Patch 1 reverts the previous fix, patch 2 introduces two new
API's to help to address the bug and the rest patches switch
to the new API's. Please see each patch for details.
I was not able to reproduce this bug, but now after adding ======= ======= ===
some delay in filter destroy work I manage to trigger the
crash.

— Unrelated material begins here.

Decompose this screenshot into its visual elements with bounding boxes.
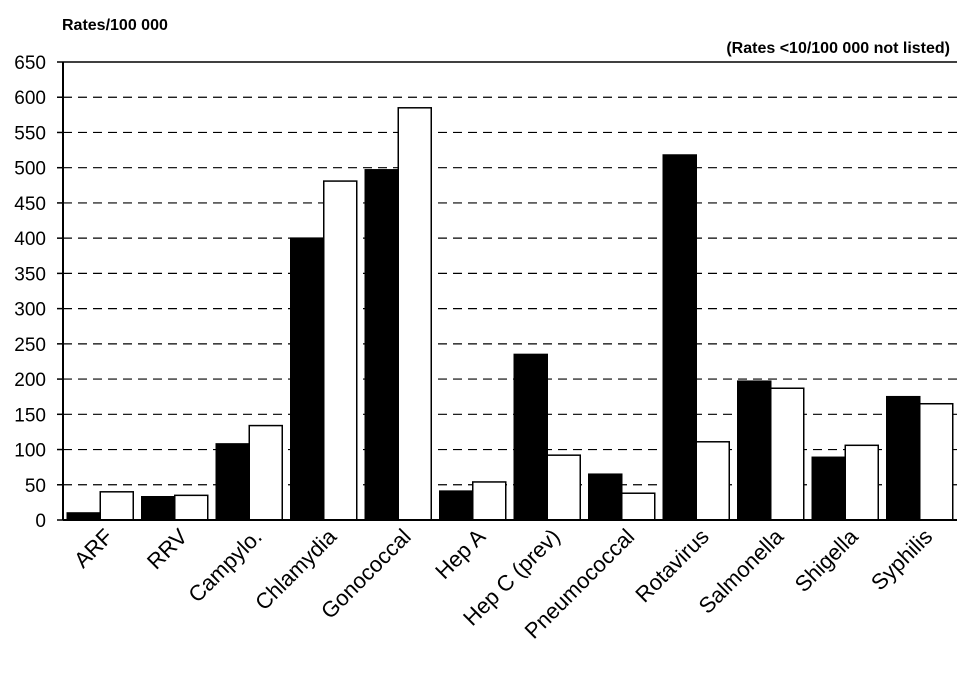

After this patchset, the crash is not reproducible
any more and the debugging printk's show the order is expected
too.
===
Fixes: ddf97ccdd7cb ("net_sched: add network namespace support for tc action
Reported-by: Lucas Bates <email address hidden>
Cc: Lucas Bates <email address hidden>
Cc: Jamal Hadi Salim <email address hidden>
Cc: Jiri Pirko <email address hidden>
Signed-off-by: Cong Wang <email address hidden>
Signed-off-by: David S. Miller <email address hidden>
Note the comment he makes about “filter destroy work” and how the final function in the trace is __inet_del_ifa(). As you can see from the trace the machine is executing the netns cleanup_net() function when the panic occurs. This series of patches has not been backported to the 4.13.16 kernel.